The important part is not the exact command syntax. The important part is that the threshold change is visible in the parameter surface.

This is better than editing a Python literal and hoping everyone remembers what changed.

Step 2: Compare against the baseline

The candidate reports:

{
  "incident_escalation": {
    "positive_class_f1_at_fixed_threshold": 0.84,
    "precision_at_fixed_threshold": 0.75,
    "recall_at_fixed_threshold": 0.95,
    "evaluation_population_size": 420
  }
}

You compare the whole review surface:

baseline threshold: 0.65
candidate threshold: 0.50

f1:        0.81 -> 0.84
precision: 0.78 -> 0.75
recall:    0.84 -> 0.95
population size: 420 -> 420

This is not a generic model improvement.
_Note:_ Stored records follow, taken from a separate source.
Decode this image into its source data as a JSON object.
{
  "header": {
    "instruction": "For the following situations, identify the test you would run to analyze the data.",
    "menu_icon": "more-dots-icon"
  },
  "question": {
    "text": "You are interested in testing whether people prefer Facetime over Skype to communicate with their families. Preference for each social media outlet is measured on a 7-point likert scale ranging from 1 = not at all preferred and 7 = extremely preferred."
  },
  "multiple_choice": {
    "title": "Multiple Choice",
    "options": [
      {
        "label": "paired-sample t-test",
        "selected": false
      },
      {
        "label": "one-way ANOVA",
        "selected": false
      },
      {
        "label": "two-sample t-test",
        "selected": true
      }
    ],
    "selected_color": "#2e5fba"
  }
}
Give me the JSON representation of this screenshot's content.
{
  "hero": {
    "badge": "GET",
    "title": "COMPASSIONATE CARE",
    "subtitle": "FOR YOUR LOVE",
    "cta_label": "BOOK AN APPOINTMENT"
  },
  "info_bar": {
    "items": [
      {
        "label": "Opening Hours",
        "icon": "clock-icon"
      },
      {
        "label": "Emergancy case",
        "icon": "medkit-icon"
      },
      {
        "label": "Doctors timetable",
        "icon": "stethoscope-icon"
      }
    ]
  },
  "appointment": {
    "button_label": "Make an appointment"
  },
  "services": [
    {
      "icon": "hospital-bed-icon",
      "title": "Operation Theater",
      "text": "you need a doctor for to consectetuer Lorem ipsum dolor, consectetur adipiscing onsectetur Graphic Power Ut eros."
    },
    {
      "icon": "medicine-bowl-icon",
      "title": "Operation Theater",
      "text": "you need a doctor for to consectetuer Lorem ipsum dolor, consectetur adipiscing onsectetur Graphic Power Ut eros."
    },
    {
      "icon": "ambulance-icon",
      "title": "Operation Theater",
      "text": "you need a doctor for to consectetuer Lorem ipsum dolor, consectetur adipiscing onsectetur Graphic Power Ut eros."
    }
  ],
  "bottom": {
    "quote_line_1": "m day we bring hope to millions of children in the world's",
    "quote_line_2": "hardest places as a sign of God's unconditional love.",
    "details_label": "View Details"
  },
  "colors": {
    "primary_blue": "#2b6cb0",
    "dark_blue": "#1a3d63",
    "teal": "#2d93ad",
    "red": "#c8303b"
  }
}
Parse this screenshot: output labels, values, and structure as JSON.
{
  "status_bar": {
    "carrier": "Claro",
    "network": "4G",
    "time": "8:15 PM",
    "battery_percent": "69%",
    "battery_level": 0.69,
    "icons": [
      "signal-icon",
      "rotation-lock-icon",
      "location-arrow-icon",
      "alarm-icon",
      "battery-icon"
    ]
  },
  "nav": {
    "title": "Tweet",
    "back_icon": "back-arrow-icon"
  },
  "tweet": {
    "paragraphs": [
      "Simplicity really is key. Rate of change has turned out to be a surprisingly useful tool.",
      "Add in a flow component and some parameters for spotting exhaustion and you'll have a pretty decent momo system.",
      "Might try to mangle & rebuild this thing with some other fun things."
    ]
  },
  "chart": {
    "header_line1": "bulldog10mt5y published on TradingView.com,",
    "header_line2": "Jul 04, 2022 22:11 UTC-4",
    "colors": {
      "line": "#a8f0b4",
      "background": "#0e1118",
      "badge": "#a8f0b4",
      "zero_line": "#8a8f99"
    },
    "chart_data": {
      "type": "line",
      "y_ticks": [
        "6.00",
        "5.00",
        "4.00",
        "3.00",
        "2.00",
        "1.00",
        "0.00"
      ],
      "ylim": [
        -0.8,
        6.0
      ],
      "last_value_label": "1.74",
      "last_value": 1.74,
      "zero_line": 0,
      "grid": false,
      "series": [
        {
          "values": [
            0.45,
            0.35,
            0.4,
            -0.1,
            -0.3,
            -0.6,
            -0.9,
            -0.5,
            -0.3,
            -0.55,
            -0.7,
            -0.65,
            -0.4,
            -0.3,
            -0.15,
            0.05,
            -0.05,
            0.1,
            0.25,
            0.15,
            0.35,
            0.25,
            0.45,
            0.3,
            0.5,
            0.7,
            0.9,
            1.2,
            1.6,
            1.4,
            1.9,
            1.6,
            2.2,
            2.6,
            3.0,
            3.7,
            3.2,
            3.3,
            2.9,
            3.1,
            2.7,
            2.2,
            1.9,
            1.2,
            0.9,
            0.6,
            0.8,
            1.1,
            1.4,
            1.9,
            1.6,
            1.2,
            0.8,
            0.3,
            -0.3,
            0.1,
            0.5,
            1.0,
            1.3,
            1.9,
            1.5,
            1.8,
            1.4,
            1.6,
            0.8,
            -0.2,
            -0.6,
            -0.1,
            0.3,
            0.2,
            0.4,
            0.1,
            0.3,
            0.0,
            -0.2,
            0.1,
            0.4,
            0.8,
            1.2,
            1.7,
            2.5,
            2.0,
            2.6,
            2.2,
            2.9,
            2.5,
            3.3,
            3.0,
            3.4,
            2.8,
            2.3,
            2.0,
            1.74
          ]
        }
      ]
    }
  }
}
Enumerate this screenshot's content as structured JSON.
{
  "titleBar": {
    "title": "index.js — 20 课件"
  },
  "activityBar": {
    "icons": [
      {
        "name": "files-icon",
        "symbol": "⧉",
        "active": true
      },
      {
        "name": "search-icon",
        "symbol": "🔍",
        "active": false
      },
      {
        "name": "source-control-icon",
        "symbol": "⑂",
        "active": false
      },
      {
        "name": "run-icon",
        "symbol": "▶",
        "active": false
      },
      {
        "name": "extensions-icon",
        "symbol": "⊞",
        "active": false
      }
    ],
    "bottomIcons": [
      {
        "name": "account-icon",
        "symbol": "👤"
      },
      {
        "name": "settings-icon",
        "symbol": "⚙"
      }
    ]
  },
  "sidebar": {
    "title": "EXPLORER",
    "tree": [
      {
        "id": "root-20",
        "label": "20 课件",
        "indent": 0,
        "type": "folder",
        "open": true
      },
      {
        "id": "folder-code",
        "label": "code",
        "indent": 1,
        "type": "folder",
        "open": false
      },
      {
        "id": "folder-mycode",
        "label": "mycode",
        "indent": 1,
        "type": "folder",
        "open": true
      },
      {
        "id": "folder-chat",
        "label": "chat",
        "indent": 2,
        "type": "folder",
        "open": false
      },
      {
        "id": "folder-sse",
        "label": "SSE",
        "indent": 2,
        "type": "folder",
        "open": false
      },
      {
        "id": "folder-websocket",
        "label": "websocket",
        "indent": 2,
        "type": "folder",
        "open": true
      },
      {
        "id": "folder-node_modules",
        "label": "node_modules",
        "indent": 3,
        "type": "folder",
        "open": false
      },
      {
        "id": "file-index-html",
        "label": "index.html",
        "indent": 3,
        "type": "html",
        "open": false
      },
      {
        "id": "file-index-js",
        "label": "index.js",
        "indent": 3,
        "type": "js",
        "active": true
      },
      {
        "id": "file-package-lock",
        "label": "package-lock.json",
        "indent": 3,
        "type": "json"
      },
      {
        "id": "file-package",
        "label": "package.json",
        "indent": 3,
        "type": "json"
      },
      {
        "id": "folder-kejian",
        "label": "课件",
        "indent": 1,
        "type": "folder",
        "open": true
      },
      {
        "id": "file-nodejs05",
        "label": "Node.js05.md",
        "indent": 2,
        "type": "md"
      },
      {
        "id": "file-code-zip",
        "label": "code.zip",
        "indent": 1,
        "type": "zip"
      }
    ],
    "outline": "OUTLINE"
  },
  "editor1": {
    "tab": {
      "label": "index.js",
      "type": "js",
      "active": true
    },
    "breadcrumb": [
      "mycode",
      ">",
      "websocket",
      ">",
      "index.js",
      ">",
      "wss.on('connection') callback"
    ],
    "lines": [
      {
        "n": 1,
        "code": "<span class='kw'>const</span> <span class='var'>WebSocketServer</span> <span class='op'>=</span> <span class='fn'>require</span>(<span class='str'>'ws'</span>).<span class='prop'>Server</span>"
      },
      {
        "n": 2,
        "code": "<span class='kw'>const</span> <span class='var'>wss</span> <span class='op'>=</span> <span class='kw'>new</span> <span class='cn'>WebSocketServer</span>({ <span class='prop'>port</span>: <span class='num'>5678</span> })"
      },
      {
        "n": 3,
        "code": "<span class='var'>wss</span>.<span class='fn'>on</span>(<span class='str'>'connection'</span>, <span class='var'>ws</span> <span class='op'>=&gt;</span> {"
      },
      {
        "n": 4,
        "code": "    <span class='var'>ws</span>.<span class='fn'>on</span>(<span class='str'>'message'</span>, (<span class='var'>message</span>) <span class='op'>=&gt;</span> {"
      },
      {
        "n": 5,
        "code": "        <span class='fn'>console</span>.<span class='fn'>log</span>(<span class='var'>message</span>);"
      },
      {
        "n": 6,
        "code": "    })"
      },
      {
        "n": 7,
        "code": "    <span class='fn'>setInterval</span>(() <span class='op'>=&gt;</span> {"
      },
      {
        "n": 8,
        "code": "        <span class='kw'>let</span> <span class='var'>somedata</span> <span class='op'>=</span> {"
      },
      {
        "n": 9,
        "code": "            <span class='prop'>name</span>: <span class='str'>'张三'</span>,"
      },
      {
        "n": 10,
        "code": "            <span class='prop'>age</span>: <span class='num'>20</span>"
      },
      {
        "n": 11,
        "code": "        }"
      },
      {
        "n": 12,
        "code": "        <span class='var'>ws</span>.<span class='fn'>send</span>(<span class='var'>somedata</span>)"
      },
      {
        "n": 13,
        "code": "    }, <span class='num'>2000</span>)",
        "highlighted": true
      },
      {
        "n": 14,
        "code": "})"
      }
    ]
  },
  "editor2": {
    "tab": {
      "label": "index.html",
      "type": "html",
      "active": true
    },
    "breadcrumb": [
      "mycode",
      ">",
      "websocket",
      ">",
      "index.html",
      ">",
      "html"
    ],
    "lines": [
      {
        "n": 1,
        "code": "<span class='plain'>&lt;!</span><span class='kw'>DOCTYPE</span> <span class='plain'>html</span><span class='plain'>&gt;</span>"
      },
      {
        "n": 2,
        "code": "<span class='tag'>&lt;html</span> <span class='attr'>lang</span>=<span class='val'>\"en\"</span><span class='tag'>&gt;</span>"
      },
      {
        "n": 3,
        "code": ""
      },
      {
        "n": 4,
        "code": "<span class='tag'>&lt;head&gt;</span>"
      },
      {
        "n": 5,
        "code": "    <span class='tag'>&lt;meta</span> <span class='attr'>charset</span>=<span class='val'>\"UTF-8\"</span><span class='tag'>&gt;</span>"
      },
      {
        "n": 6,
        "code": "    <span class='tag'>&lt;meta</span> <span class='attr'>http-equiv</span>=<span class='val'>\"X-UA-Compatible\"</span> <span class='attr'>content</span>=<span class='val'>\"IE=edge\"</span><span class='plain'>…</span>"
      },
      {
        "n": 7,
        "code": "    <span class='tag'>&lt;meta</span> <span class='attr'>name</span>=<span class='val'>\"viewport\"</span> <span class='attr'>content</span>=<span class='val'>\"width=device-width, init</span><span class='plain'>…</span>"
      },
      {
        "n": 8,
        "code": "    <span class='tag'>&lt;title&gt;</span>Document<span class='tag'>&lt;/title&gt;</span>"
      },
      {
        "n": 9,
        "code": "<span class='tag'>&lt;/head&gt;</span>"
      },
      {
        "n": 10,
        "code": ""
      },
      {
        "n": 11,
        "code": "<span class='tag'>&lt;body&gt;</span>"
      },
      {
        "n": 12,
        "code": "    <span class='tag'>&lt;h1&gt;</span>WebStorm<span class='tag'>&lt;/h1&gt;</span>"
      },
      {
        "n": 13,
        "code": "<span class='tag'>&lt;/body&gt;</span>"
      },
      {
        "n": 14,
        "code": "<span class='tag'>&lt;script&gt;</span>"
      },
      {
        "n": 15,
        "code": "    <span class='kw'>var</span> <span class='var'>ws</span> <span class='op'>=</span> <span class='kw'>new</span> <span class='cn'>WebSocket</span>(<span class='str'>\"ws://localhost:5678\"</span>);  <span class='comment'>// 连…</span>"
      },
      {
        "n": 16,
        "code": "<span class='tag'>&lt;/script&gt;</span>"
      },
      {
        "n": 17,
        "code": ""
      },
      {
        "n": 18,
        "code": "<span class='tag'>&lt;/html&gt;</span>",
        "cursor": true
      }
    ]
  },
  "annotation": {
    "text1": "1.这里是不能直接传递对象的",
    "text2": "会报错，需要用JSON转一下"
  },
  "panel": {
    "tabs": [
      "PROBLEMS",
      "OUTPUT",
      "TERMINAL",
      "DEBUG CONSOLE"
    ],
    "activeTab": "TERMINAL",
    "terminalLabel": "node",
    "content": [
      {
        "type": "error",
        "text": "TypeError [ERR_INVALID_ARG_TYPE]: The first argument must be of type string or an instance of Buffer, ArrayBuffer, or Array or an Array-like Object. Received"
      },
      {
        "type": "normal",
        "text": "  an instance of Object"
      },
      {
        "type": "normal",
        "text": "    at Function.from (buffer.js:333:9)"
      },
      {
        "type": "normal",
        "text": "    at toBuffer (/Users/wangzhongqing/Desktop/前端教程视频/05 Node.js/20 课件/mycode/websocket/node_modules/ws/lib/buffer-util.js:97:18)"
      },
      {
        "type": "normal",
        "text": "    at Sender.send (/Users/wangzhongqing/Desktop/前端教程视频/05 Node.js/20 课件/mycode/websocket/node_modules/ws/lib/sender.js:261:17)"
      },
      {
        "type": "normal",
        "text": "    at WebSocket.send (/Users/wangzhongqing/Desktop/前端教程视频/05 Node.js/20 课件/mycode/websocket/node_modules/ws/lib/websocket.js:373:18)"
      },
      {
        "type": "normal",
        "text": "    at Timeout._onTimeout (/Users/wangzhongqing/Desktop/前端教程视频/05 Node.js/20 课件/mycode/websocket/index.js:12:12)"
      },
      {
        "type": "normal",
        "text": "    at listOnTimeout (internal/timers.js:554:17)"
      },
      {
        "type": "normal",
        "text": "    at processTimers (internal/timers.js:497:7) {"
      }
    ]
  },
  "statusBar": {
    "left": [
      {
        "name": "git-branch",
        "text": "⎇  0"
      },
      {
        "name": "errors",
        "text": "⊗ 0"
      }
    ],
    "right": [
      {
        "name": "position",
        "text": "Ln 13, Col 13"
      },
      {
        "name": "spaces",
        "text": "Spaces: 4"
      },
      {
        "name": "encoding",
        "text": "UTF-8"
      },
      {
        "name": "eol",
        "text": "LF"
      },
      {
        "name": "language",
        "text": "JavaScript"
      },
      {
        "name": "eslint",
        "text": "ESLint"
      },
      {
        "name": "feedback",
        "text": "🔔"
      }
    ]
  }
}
It is a threshold tradeoff: recall improves, precision decreases, and the population size appears stable.

Step 3: Check scope

You confirm:

  • no model family change
  • no evaluation population change
  • no metric key change
  • no unrelated workspace edits
  • only the threshold control moved

That gives the candidate a coherent story.

If you had also changed feature filtering and metric definition, the candidate would not be a clean threshold experiment anymore. It might still be useful, but it would need a different review claim.

Step 4: Decide whether promotion is justified

The release objective favors recall. The candidate improves recall from 0.84 to 0.95. Precision drops from 0.78 to 0.75.

You write a promotion argument:

Promote the lower-threshold candidate because it substantially reduces missed escalations under the same metric schema and apparent population size. The precision drop is acceptable for this release objective.

That is a decision, not just a metric observation.

Step 5: Apply and inspect before committing

You apply the candidate:

dvc exp apply <candidate-id>
git diff
git status

You check that the workspace contains only intended changes:

  • params.yaml threshold change
  • updated metric evidence
  • any expected lock or output evidence

If unrelated local files appear, you stop and clean up before committing.

Applying is not promotion by itself. Promotion happens when the reviewed state is committed with a clear rationale.

The review note you would want

Promote the threshold candidate that changes evaluate.threshold from 0.65 to 0.50. Compared with the baseline, fixed-threshold F1 moves from 0.81 to 0.84, recall moves from 0.84 to 0.95, and precision moves from 0.78 to 0.75 on the same reported evaluation population size. This is a recall-oriented policy tradeoff, not a pure model improvement claim. Promotion is justified only because the current release objective prioritizes reducing missed escalations.

That note is strong because it names the control change, metric movement, tradeoff, and release basis.

Why this is a mastery example

This one story exercises the whole module:

  • Core 1: the baseline anchored the comparison
  • Core 2: the candidate stayed scoped to one review question
  • Core 3: DVC experiment mechanics preserved a candidate record
  • Core 4: selection considered tradeoffs, not only best F1
  • Core 5: promotion happened only after applying and inspecting the workspace

The candidate became part of history because the review argument was defensible, not because the number looked better.